"Profondément préoccupante", "choquante" et "monstrueuse". L’annonce de la naissance des premiers bébés génétiquement modifiés est loin d’être passée inaperçue. Pour une large partie de la communauté scientifique, le chercheur à l’origine du projet a franchi une ligne rouge éthique. He Jiankui est né en Chine et a été formé aux Etats-Unis. Pour la première fois depuis le début de la polémique, il s’est exprimé lors du sommet sur l’édition du génome à l’Université de Hong Kong ce mercredi.
Des bébés protégés du sida
Elles sont surnommées Lulu et Nana. Les deux jumelles sont nées il y a quelques semaines après une fécondation in vitro. L’embryon a été génétiquement modifié avant d’être implanté dans l’utérus de la mère. Pourquoi une telle modification ? Pour rendre les bébés résistants à la contamination au VIH, le père étant séropositif. He Jiankui, professeur d’université à Shenzhen, en Chine, précise avoir utilisé la technique des "ciseaux génétiques", dont le nom scientifique est CRISPR-Cas9.
Cette méthode, qui a déjà permis d’éliminer le virus du sida chez des animaux, consiste à enlever et remplacer des parties indésirables du génome. Lorsque les oeufs et le sperme ont été combinés, les scientifiques ont ajouté une protéine CRISPR afin de modifier le gène CCR5. La désactivation de ce gène aide à "fermer la porte" par laquelle le VIH peut entrer et infecter les cellules. À noter, tout de même, que les deux fillettes sont nées sans être infectées par le virus du sida.
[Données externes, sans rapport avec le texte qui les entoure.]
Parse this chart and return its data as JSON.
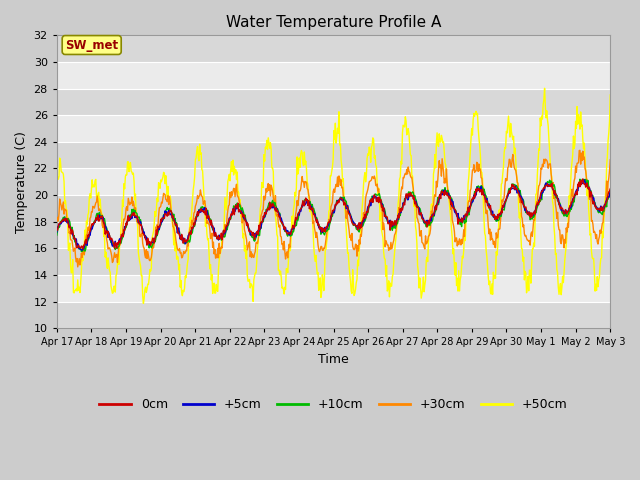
{
  "title": "Water Temperature Profile A",
  "xlabel": "Time",
  "ylabel": "Temperature (C)",
  "ylim": [
    10,
    32
  ],
  "yticks": [
    10,
    12,
    14,
    16,
    18,
    20,
    22,
    24,
    26,
    28,
    30,
    32
  ],
  "series_colors": {
    "0cm": "#cc0000",
    "+5cm": "#0000cc",
    "+10cm": "#00bb00",
    "+30cm": "#ff8800",
    "+50cm": "#ffff00"
  },
  "label_name": "SW_met",
  "n_days": 16,
  "seed": 12345
}
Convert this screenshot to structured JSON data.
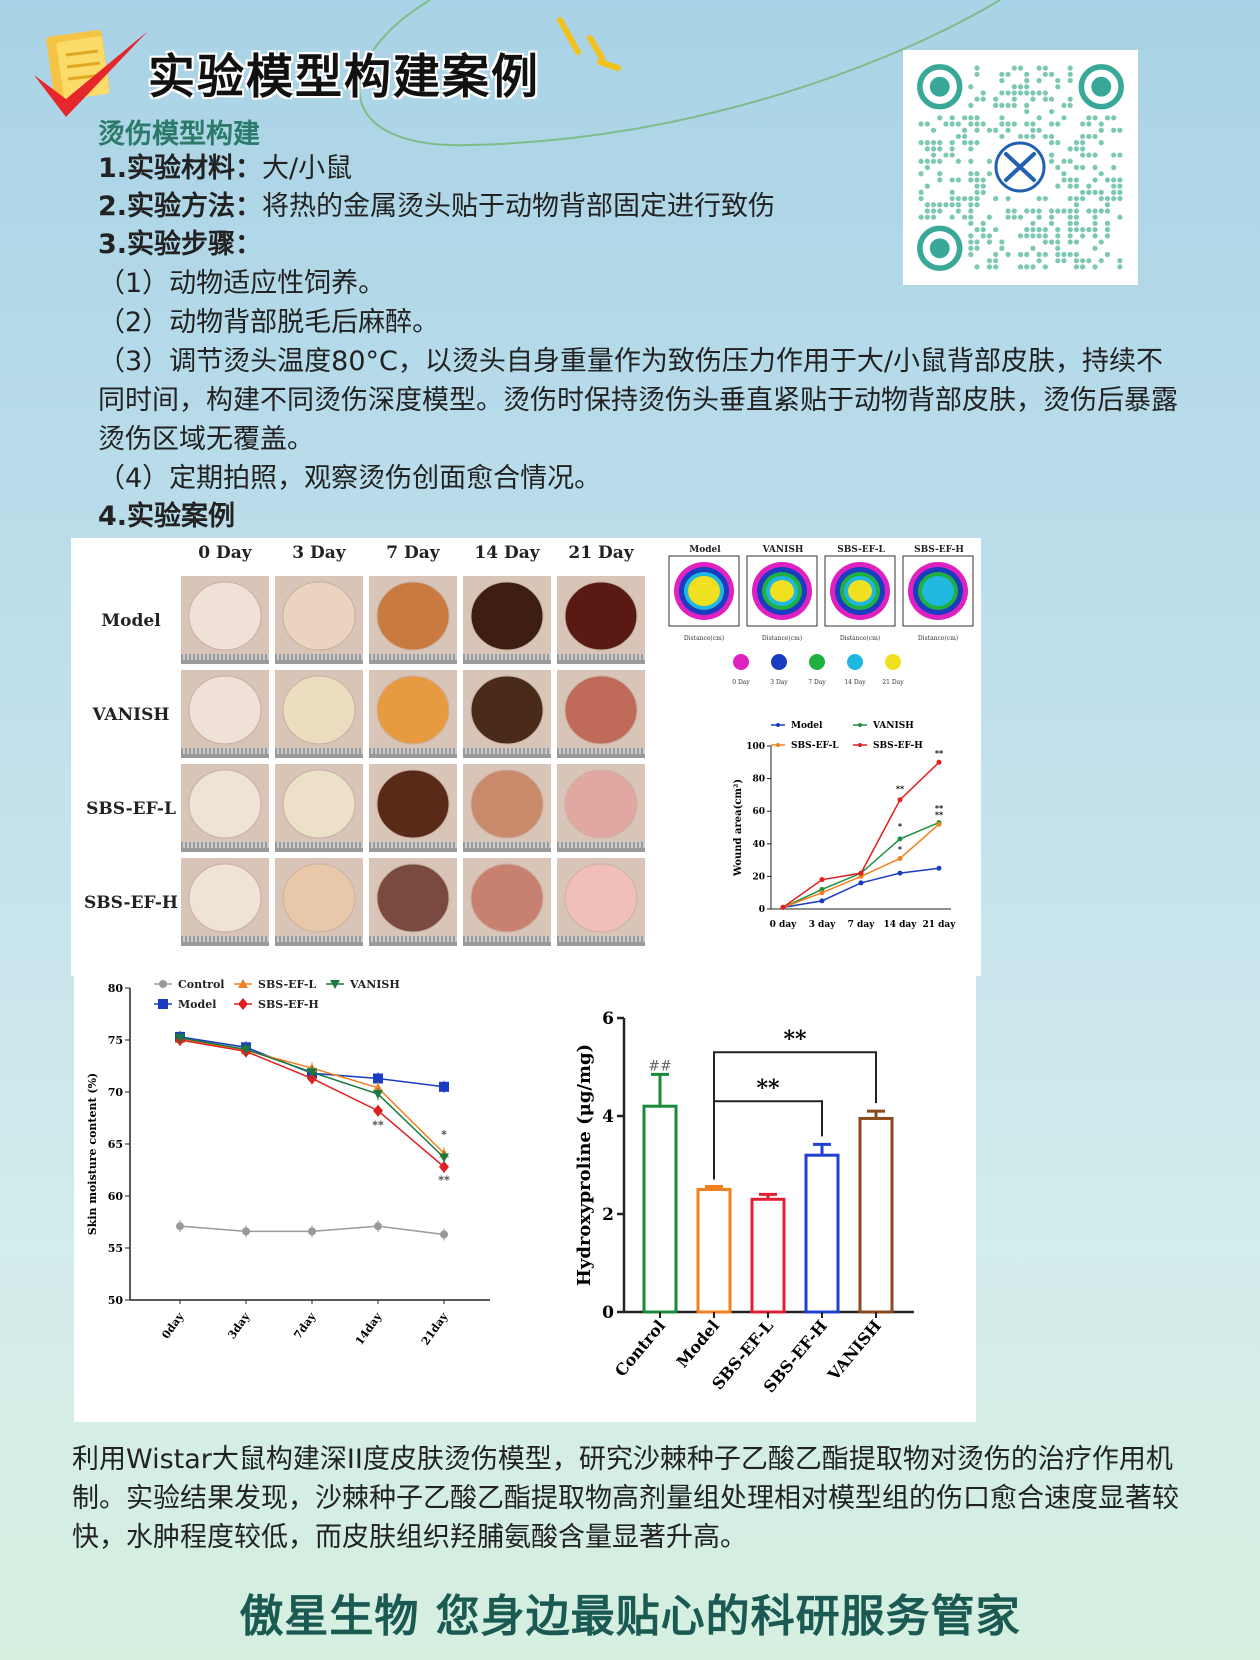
{
  "header": {
    "title": "实验模型构建案例"
  },
  "section": {
    "title": "烫伤模型构建"
  },
  "info": [
    {
      "label": "1.实验材料：",
      "value": "大/小鼠"
    },
    {
      "label": "2.实验方法：",
      "value": "将热的金属烫头贴于动物背部固定进行致伤"
    },
    {
      "label": "3.实验步骤：",
      "value": ""
    }
  ],
  "steps": [
    "（1）动物适应性饲养。",
    "（2）动物背部脱毛后麻醉。",
    "（3）调节烫头温度80°C，以烫头自身重量作为致伤压力作用于大/小鼠背部皮肤，持续不同时间，构建不同烫伤深度模型。烫伤时保持烫伤头垂直紧贴于动物背部皮肤，烫伤后暴露烫伤区域无覆盖。",
    "（4）定期拍照，观察烫伤创面愈合情况。"
  ],
  "case_label": "4.实验案例",
  "photo_grid": {
    "days": [
      "0 Day",
      "3 Day",
      "7 Day",
      "14 Day",
      "21 Day"
    ],
    "groups": [
      "Model",
      "VANISH",
      "SBS-EF-L",
      "SBS-EF-H"
    ]
  },
  "contour": {
    "panels": [
      "Model",
      "VANISH",
      "SBS-EF-L",
      "SBS-EF-H"
    ],
    "xlabel": "Distance(cm)",
    "legend": [
      {
        "label": "0 Day",
        "color": "#e020c0"
      },
      {
        "label": "3 Day",
        "color": "#1a3cc0"
      },
      {
        "label": "7 Day",
        "color": "#20b040"
      },
      {
        "label": "14 Day",
        "color": "#20b8e0"
      },
      {
        "label": "21 Day",
        "color": "#f0e020"
      }
    ]
  },
  "chart_data": [
    {
      "type": "line",
      "ylabel": "Wound area(cm²)",
      "categories": [
        "0 day",
        "3 day",
        "7 day",
        "14 day",
        "21 day"
      ],
      "ylim": [
        0,
        100
      ],
      "yticks": [
        0,
        20,
        40,
        60,
        80,
        100
      ],
      "legend_position": "top",
      "series": [
        {
          "name": "Model",
          "color": "#1a3cc0",
          "values": [
            1,
            5,
            16,
            22,
            25
          ]
        },
        {
          "name": "VANISH",
          "color": "#1a9040",
          "values": [
            1,
            12,
            22,
            43,
            53
          ]
        },
        {
          "name": "SBS-EF-L",
          "color": "#f08020",
          "values": [
            1,
            10,
            20,
            31,
            52
          ]
        },
        {
          "name": "SBS-EF-H",
          "color": "#e02020",
          "values": [
            1,
            18,
            22,
            67,
            90
          ]
        }
      ],
      "annotations": [
        "**",
        "**",
        "*",
        "*",
        "**",
        "**"
      ]
    },
    {
      "type": "line",
      "ylabel": "Skin moisture content (%)",
      "categories": [
        "0day",
        "3day",
        "7day",
        "14day",
        "21day"
      ],
      "ylim": [
        50,
        80
      ],
      "yticks": [
        50,
        55,
        60,
        65,
        70,
        75,
        80
      ],
      "legend_position": "top-left",
      "series": [
        {
          "name": "Control",
          "color": "#999999",
          "marker": "circle",
          "values": [
            57.1,
            56.6,
            56.6,
            57.1,
            56.3
          ]
        },
        {
          "name": "Model",
          "color": "#1a3cc0",
          "marker": "square",
          "values": [
            75.3,
            74.3,
            71.8,
            71.3,
            70.5
          ]
        },
        {
          "name": "SBS-EF-L",
          "color": "#f08020",
          "marker": "triangle",
          "values": [
            75.1,
            74.0,
            72.3,
            70.4,
            64.1
          ]
        },
        {
          "name": "SBS-EF-H",
          "color": "#e02020",
          "marker": "diamond",
          "values": [
            75.0,
            73.9,
            71.3,
            68.2,
            62.8
          ]
        },
        {
          "name": "VANISH",
          "color": "#1a7a40",
          "marker": "triangle-down",
          "values": [
            75.2,
            74.1,
            71.9,
            69.8,
            63.7
          ]
        }
      ],
      "annotations": [
        "**",
        "*",
        "**"
      ]
    },
    {
      "type": "bar",
      "ylabel": "Hydroxyproline (μg/mg)",
      "categories": [
        "Control",
        "Model",
        "SBS-EF-L",
        "SBS-EF-H",
        "VANISH"
      ],
      "values": [
        4.2,
        2.5,
        2.3,
        3.2,
        3.95
      ],
      "errors": [
        0.65,
        0.06,
        0.1,
        0.22,
        0.15
      ],
      "colors": [
        "#1a8a3a",
        "#f08020",
        "#e02030",
        "#2040d0",
        "#8a4a20"
      ],
      "ylim": [
        0,
        6
      ],
      "yticks": [
        0,
        2,
        4,
        6
      ],
      "annotations": [
        "##",
        "**",
        "**"
      ]
    }
  ],
  "summary": "利用Wistar大鼠构建深II度皮肤烫伤模型，研究沙棘种子乙酸乙酯提取物对烫伤的治疗作用机制。实验结果发现，沙棘种子乙酸乙酯提取物高剂量组处理相对模型组的伤口愈合速度显著较快，水肿程度较低，而皮肤组织羟脯氨酸含量显著升高。",
  "slogan": "傲星生物 您身边最贴心的科研服务管家"
}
Accueil glacial de la communauté scientifique
He Jiankui a tenu a exprimé sa fierté lors de son discours au sommet sur l’édition du génome à l’Université de Hong Kong et ce malgré l’accueil glacial de ses collègues scientifiques. Quelqu’un lui a demandé s’il aurait fait cette expérience risquée avec son propre enfant.
Sans hésitation, He Jiankui a répondu "oui" s’il avait été confronté à la même situation. Le scientifique en a profité pour lancer une bombe : il y aurait une seconde grossesse potentielle. Pour le moment, cette première médicale n’a pas encore été vérifiée de manière indépendante. Le travail du chercheur n’a pas été publié dans une revue scientifique. Une autoproclamation qui participe à la polémique.